The essence of ADA and Rehabilitation Act claims is discrimination and denial of access to jobs or programs because a person is disabled. See Perrey v. Donahue, Cause No. 3:06-CV-617, 2007 U.S. Dist. LEXIS 88930, 2007 WL 4277621, at * 4 (N.D. Ind. Dec. 3, 2007). Here, the Plaintiffs have not shown that, but for his disabilities, the incident Carl complains of would not have occurred or would have played out differently. Carl was not detained because of his disabilities nor was he denied a reasonable accommodation. None of the Allen County Sheriff's Department officers restrained or otherwise restricted Carl's movement. None of the Allen County Sheriff's Department officers handcuffed Carl. None of the Allen County Sheriff's Department officers undertook any action to have “caused” or “participated in” any detention and cannot be held liable under that theory. See Jenkins v. Keating, 147 F.3d 577, 583-84 (7th Cir. 1998).
Plaintiffs also allege that “an Allen County officer appears to yell at Carl to get out of the car in the video . . . [and] watched if not helped put Carl, a person with a disability . . . face down in the mud and pushed on his back.” Plaintiffs also assert that officers failed to intervene and allowed Carl's prosthetic legs to get wet. However, Plaintiffs invite speculation as to the identity and conduct of any particular officer. In any event, the alleged conduct does not trigger the ADA or Rehabilitation Act as the conduct is not related to Carl's disability. Plaintiffs have failed to link the allegedly discriminatory conduct with Carl's disability. Plaintiffs argue that Carl was disabled and leap to the conclusion that the Allen County Sheriff's Department discriminated against him. Plaintiffs have not presented evidence that any officer of the Allen County Sheriff's Department intentionally discriminated against Carl or were deliberately indifferent to his disability.

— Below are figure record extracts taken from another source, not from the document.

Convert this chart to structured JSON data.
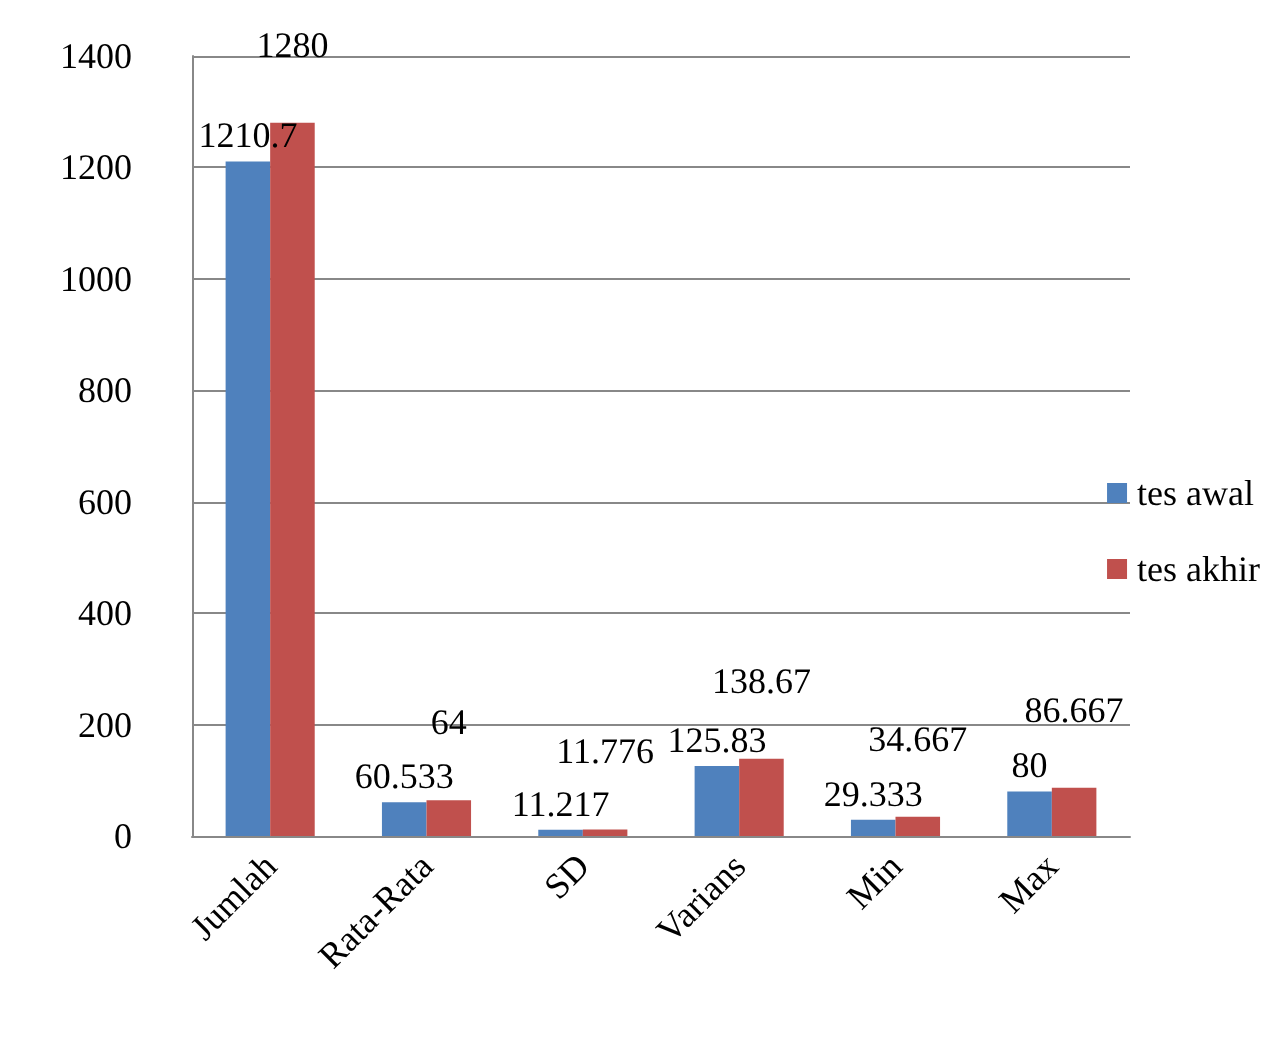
{
  "chart_data": {
    "type": "bar",
    "categories": [
      "Jumlah",
      "Rata-Rata",
      "SD",
      "Varians",
      "Min",
      "Max"
    ],
    "series": [
      {
        "name": "tes awal",
        "color": "#4f81bd",
        "values": [
          1210.7,
          60.533,
          11.217,
          125.83,
          29.333,
          80
        ]
      },
      {
        "name": "tes akhir",
        "color": "#c0504d",
        "values": [
          1280,
          64,
          11.776,
          138.67,
          34.667,
          86.667
        ]
      }
    ],
    "ylim": [
      0,
      1400
    ],
    "yticks": [
      0,
      200,
      400,
      600,
      800,
      1000,
      1200,
      1400
    ],
    "grid": "y",
    "legend": "right",
    "data_labels": true
  }
}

Plaintiffs appear to suggest that Sheriff Gladieux somehow bears the burden of proving his policies are appropriate in this particular instance. Defendants note that Plaintiffs were provided with the Sheriff's Department policies and procedures during the course of discovery and have made no showing that any policy or procedure was the moving force or cause of any alleged deprivation sustained by Plaintiffs in this case. It is the Plaintiffs' burden to demonstrate that an express policy causes a deprivation. See Calhoun v. Ramsey, 408 F.3d 375, 379 (7th Cir. 2005). Plaintiffs have presented no evidence regarding policies or alleged deficiencies in this case. Consequently, Sheriff Gladieux is entitled to summary judgment as a matter of law on Plaintiffs' ADA and Rehabilitation Act claims.
In sum, the Allen County Defendants will be granted summary judgment as to all of Plaintiffs' claims.
Conclusion
On the basis of the foregoing, The City Defendants' motion for summary judgment [DE 48] is hereby GRANTED IN PART AND DENIED IN PART as follows:
(1) Summary judgment is DENIED as to Officers Woods and Schulien on Carl Culp's excessive force claims.

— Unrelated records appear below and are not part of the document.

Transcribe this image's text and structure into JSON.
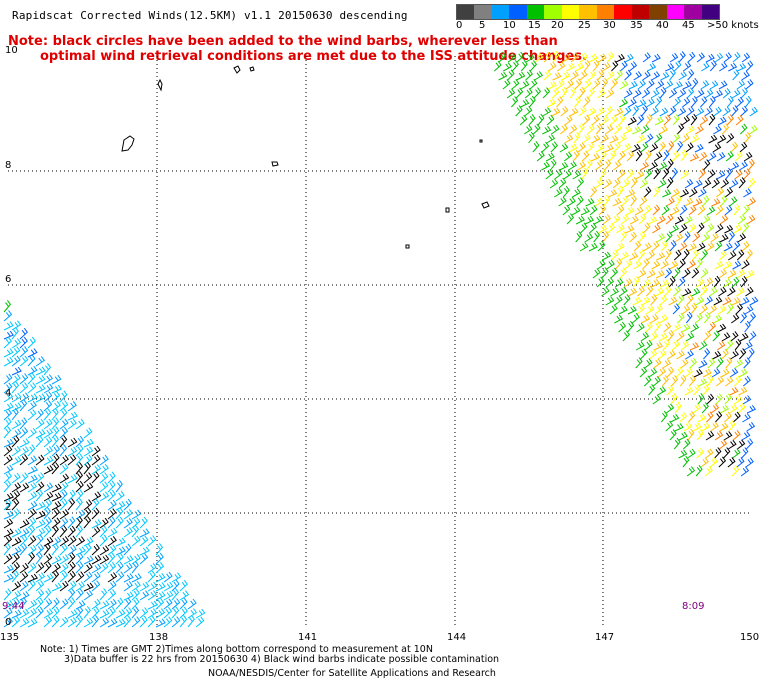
{
  "title": "Rapidscat Corrected Winds(12.5KM) v1.1 20150630 descending",
  "note_line1": "Note: black circles have been added to the wind barbs, wherever less than",
  "note_line2": "optimal wind retrieval conditions are met due to the ISS attitude changes.",
  "legend": {
    "labels": [
      "0",
      "5",
      "10",
      "15",
      "20",
      "25",
      "30",
      "35",
      "40",
      "45",
      ">50 knots"
    ],
    "colors": [
      "#404040",
      "#808080",
      "#00a0ff",
      "#0060ff",
      "#00c000",
      "#a0ff00",
      "#ffff00",
      "#ffc000",
      "#ff8000",
      "#ff0000",
      "#c00000",
      "#804000",
      "#ff00ff",
      "#a000a0",
      "#400080"
    ]
  },
  "axes": {
    "lon_ticks": [
      "135",
      "138",
      "141",
      "144",
      "147",
      "150"
    ],
    "lat_ticks": [
      "0",
      "2",
      "4",
      "6",
      "8",
      "10"
    ]
  },
  "time_labels": {
    "left": "9:44",
    "right": "8:09"
  },
  "footer": {
    "line1": "Note: 1) Times are GMT 2)Times along bottom correspond to measurement at 10N",
    "line2": "3)Data buffer is 22 hrs from 20150630 4) Black wind barbs indicate possible contamination",
    "line3": "NOAA/NESDIS/Center for Satellite Applications and Research"
  }
}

(2) Summary judgment is DENIED as to Officers Woods and Schulien on all of the state law claims with respect to both Plaintiffs.
(3) Summary judgment is GRANTED in favor of all of the City Defendants on Roberta Culp's excessive force claims.
(4) Summary judgment is GRANTED as to Officers Ealing, Griffin and Wilcox as to all excessive force/failure to intervene claims.
(5) Summary judgment is GRANTED in favor of all the City Defendants on all of the ADA and Rehabilitation claims.
Further, the City Defendants' motion to strike [DE 93] is hereby DENIED.
Further, the Allen County Defendants' motion for summary judgment [DE 46] is hereby GRANTED in its entirety with respect to all of Plaintiffs' claims.